We can use the network subscribe and poll feature in android to find available services but I was wondering how best to sync. We could log swap, CRUD etc via a Restful API. But i was wondering if there is another way.

Especially when new devices join the LAN and need a brand new database update.

Thoughts? Thank you in advance.

  • Will you use client-server or peer-to-peer? Do you need one-way or two-way sync? Commented Jan 16, 2015 at 7:08
  • Peer-to-peer. Two way sync be preferable. Currently operating a beta using Wi-Fi broadcasting that shares a data ID between devices and joins to one another via P2P to get latest data.
    – Anthony R
    Commented Jan 25, 2015 at 22:43

1 Answer 1


Data synchronization is a non-trivial problem. If you are not familiar with how to do it in a 'standard' program, tackling it in this context may be beyond your design capabilities. If you are familiar with data synchronization, the paper Data Synchronization Patterns In Mobile Application Design (McCormick and Schmidt from Vanderbilt) would probably be a good bit to read and build on your already existing knowledge (I'd also go and chase the references to other material that could be of use).

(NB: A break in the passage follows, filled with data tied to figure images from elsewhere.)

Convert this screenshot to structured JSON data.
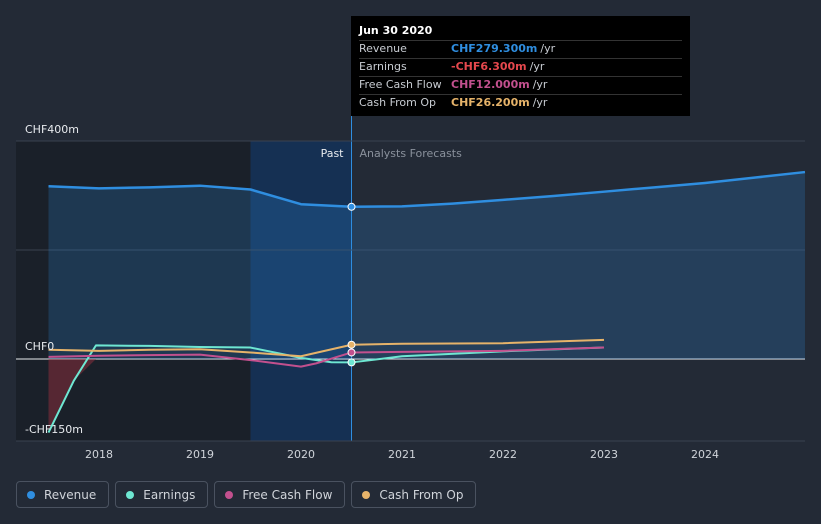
{
  "chart_data": {
    "type": "line",
    "x_domain": [
      2017.0,
      2025.0
    ],
    "y_domain": [
      -150,
      400
    ],
    "y_tick_labels": [
      {
        "value": 400,
        "label": "CHF400m"
      },
      {
        "value": 0,
        "label": "CHF0"
      },
      {
        "value": -150,
        "label": "-CHF150m"
      }
    ],
    "x_ticks": [
      {
        "value": 2018,
        "label": "2018"
      },
      {
        "value": 2019,
        "label": "2019"
      },
      {
        "value": 2020,
        "label": "2020"
      },
      {
        "value": 2021,
        "label": "2021"
      },
      {
        "value": 2022,
        "label": "2022"
      },
      {
        "value": 2023,
        "label": "2023"
      },
      {
        "value": 2024,
        "label": "2024"
      }
    ],
    "past_label": "Past",
    "forecast_label": "Analysts Forecasts",
    "split_x": 2020.5,
    "highlight_start_x": 2019.5,
    "series": [
      {
        "name": "Revenue",
        "color": "#2f8ee0",
        "points": [
          [
            2017.5,
            317
          ],
          [
            2018.0,
            313
          ],
          [
            2018.5,
            315
          ],
          [
            2019.0,
            318
          ],
          [
            2019.5,
            311
          ],
          [
            2020.0,
            284
          ],
          [
            2020.5,
            279.3
          ],
          [
            2021.0,
            280
          ],
          [
            2021.5,
            285
          ],
          [
            2022.0,
            292
          ],
          [
            2022.5,
            299
          ],
          [
            2023.0,
            307
          ],
          [
            2023.5,
            315
          ],
          [
            2024.0,
            323
          ],
          [
            2024.5,
            333
          ],
          [
            2024.99,
            343
          ]
        ]
      },
      {
        "name": "Earnings",
        "color": "#6ee7d2",
        "points": [
          [
            2017.5,
            -135
          ],
          [
            2017.75,
            -40
          ],
          [
            2017.97,
            25
          ],
          [
            2018.5,
            24
          ],
          [
            2019.0,
            22
          ],
          [
            2019.5,
            21
          ],
          [
            2020.0,
            2
          ],
          [
            2020.3,
            -6
          ],
          [
            2020.5,
            -6.3
          ],
          [
            2021.0,
            5
          ],
          [
            2022.0,
            14
          ],
          [
            2023.0,
            21
          ]
        ]
      },
      {
        "name": "Free Cash Flow",
        "color": "#c2508e",
        "points": [
          [
            2017.5,
            4
          ],
          [
            2018.0,
            6
          ],
          [
            2018.5,
            7
          ],
          [
            2019.0,
            8
          ],
          [
            2019.5,
            -2
          ],
          [
            2020.0,
            -14
          ],
          [
            2020.15,
            -8
          ],
          [
            2020.5,
            12.0
          ],
          [
            2021.0,
            13
          ],
          [
            2022.0,
            15
          ],
          [
            2023.0,
            21
          ]
        ]
      },
      {
        "name": "Cash From Op",
        "color": "#e6b36a",
        "points": [
          [
            2017.5,
            17
          ],
          [
            2018.0,
            15
          ],
          [
            2018.5,
            17
          ],
          [
            2019.0,
            18
          ],
          [
            2019.5,
            12
          ],
          [
            2020.0,
            5
          ],
          [
            2020.5,
            26.2
          ],
          [
            2021.0,
            28
          ],
          [
            2022.0,
            29
          ],
          [
            2023.0,
            35
          ]
        ]
      }
    ]
  },
  "tooltip": {
    "date": "Jun 30 2020",
    "rows": [
      {
        "label": "Revenue",
        "value": "CHF279.300m",
        "unit": "/yr",
        "color": "#2f8ee0"
      },
      {
        "label": "Earnings",
        "value": "-CHF6.300m",
        "unit": "/yr",
        "color": "#e5484d"
      },
      {
        "label": "Free Cash Flow",
        "value": "CHF12.000m",
        "unit": "/yr",
        "color": "#c2508e"
      },
      {
        "label": "Cash From Op",
        "value": "CHF26.200m",
        "unit": "/yr",
        "color": "#e6b36a"
      }
    ]
  },
  "legend": [
    {
      "label": "Revenue",
      "color": "#2f8ee0"
    },
    {
      "label": "Earnings",
      "color": "#6ee7d2"
    },
    {
      "label": "Free Cash Flow",
      "color": "#c2508e"
    },
    {
      "label": "Cash From Op",
      "color": "#e6b36a"
    }
  ]
}
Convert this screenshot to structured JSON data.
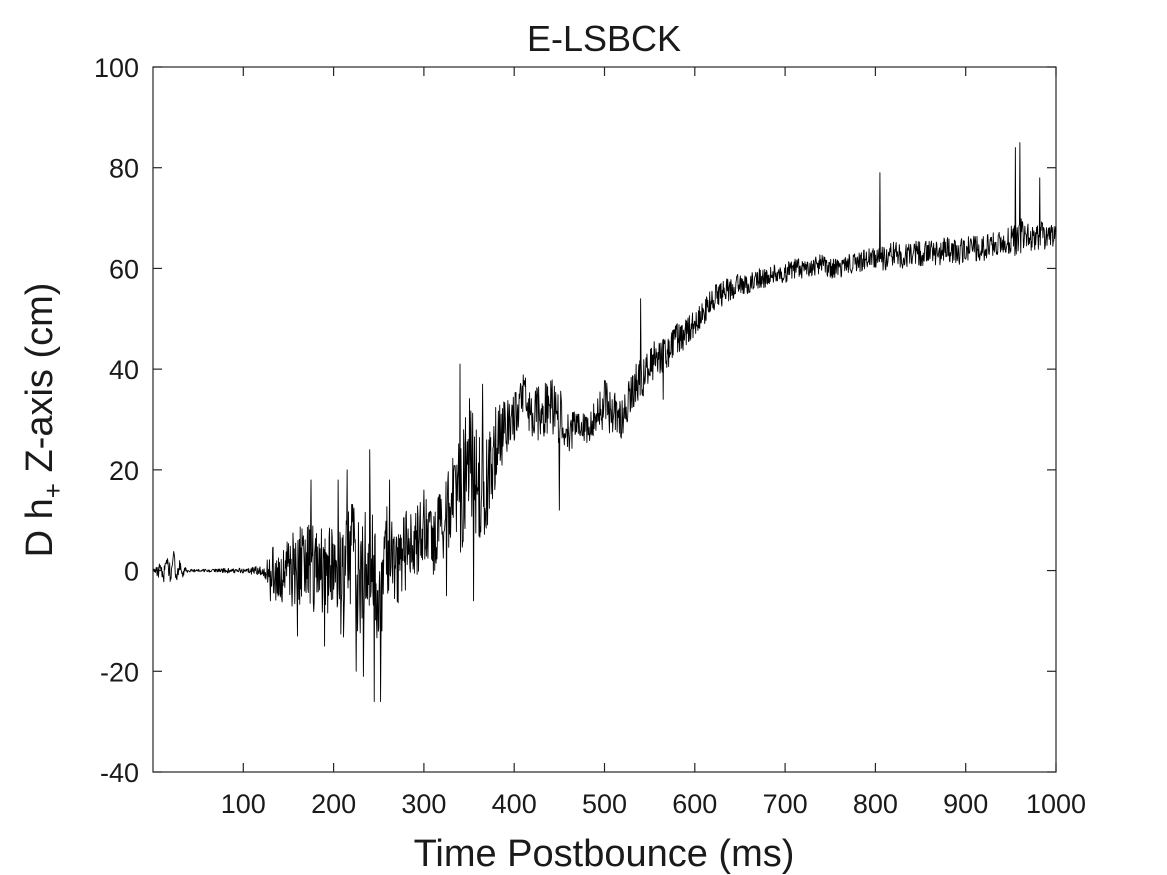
{
  "chart_data": {
    "type": "line",
    "title": "E-LSBCK",
    "xlabel": "Time Postbounce (ms)",
    "ylabel": {
      "prefix": "D h",
      "subscript": "+",
      "suffix": " Z-axis (cm)"
    },
    "xlim": [
      0,
      1000
    ],
    "ylim": [
      -40,
      100
    ],
    "xticks": [
      100,
      200,
      300,
      400,
      500,
      600,
      700,
      800,
      900,
      1000
    ],
    "yticks": [
      -40,
      -20,
      0,
      20,
      40,
      60,
      80,
      100
    ],
    "grid": false,
    "line_color": "#000000",
    "series": [
      {
        "x": [
          0,
          10,
          20,
          30,
          40,
          50,
          60,
          70,
          80,
          90,
          100,
          110,
          120,
          130,
          140,
          150,
          160,
          170,
          180,
          190,
          200,
          210,
          220,
          230,
          240,
          250,
          260,
          270,
          280,
          290,
          300,
          310,
          320,
          330,
          340,
          350,
          360,
          370,
          380,
          390,
          400,
          410,
          420,
          430,
          440,
          450,
          460,
          470,
          480,
          490,
          500,
          510,
          520,
          530,
          540,
          550,
          560,
          570,
          580,
          590,
          600,
          610,
          620,
          630,
          640,
          650,
          660,
          670,
          680,
          690,
          700,
          710,
          720,
          730,
          740,
          750,
          760,
          770,
          780,
          790,
          800,
          810,
          820,
          830,
          840,
          850,
          860,
          870,
          880,
          890,
          900,
          910,
          920,
          930,
          940,
          950,
          960,
          970,
          980,
          990,
          1000
        ],
        "y": [
          0,
          0,
          1,
          0,
          0,
          0,
          0,
          0,
          0,
          0,
          0,
          0,
          0,
          1,
          -2,
          -1,
          2,
          0,
          1,
          -2,
          2,
          -4,
          4,
          -3,
          3,
          -5,
          4,
          2,
          4,
          5,
          8,
          5,
          10,
          12,
          15,
          22,
          15,
          18,
          25,
          28,
          30,
          34,
          32,
          30,
          34,
          31,
          27,
          29,
          28,
          31,
          33,
          31,
          30,
          36,
          38,
          40,
          43,
          44,
          46,
          47,
          49,
          51,
          54,
          55,
          56,
          57,
          57,
          58,
          58,
          59,
          59,
          60,
          60,
          60,
          61,
          60,
          60,
          61,
          61,
          62,
          62,
          62,
          63,
          62,
          63,
          63,
          63,
          63,
          64,
          63,
          64,
          64,
          64,
          65,
          65,
          66,
          66,
          66,
          66,
          67,
          67
        ],
        "noise_amplitude": [
          0.1,
          2,
          2,
          1,
          0.3,
          0.3,
          0.3,
          0.3,
          0.5,
          0.5,
          0.5,
          0.8,
          1,
          4,
          6,
          7,
          8,
          9,
          9,
          10,
          10,
          11,
          11,
          12,
          12,
          11,
          10,
          9,
          8,
          7,
          7,
          7,
          8,
          10,
          12,
          13,
          12,
          10,
          8,
          6,
          5,
          5,
          6,
          6,
          6,
          6,
          4,
          3,
          3,
          4,
          5,
          5,
          4,
          4,
          4,
          4,
          4,
          4,
          3,
          3,
          3,
          2.5,
          2.5,
          2.5,
          2.5,
          2,
          2,
          2,
          2,
          2,
          2,
          2,
          2,
          2,
          2,
          2,
          2,
          2,
          2,
          2,
          2,
          2.5,
          2.5,
          2.5,
          2.5,
          2.5,
          2.5,
          2.5,
          2.5,
          2.5,
          2.5,
          2.5,
          2.5,
          2.5,
          2.5,
          3,
          4,
          3,
          3,
          3,
          3
        ],
        "spikes": [
          [
            130,
            -6
          ],
          [
            160,
            -13
          ],
          [
            175,
            18
          ],
          [
            190,
            -15
          ],
          [
            205,
            18
          ],
          [
            215,
            20
          ],
          [
            225,
            -20
          ],
          [
            233,
            -21
          ],
          [
            240,
            24
          ],
          [
            245,
            -26
          ],
          [
            252,
            -26
          ],
          [
            262,
            18
          ],
          [
            300,
            16
          ],
          [
            325,
            -5
          ],
          [
            340,
            41
          ],
          [
            355,
            -6
          ],
          [
            365,
            37
          ],
          [
            450,
            12
          ],
          [
            540,
            54
          ],
          [
            565,
            34
          ],
          [
            805,
            79
          ],
          [
            955,
            84
          ],
          [
            960,
            85
          ],
          [
            982,
            78
          ]
        ]
      }
    ]
  }
}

On the other hand, if you aren't familiar with data synchronization, you might want to instead look at using something that does it already. Unfortunately, I don't have a deep set of knowledge for mobile design... but I have used a NoSQL database that does do replication / synchronization between databases - CouchDB. This lead me to this article which is about mobile database synchronization with something called 'Couchbase Lite'. The github repo for it starts out with the claim:

Couchbase Lite is an embedded lightweight, document-oriented (NoSQL), syncable database engine.

and the mobile portal for the database again states:

Supports peer-to-peer replication. By adding an extra HTTP listener component, your app can accept connections from other devices running Couchbase Lite and exchange data with them.

This may be an appropriate tool to use. It is probably more reliable than rolling your own though it also means you're going to be using that database and having to fit to the way that it does things.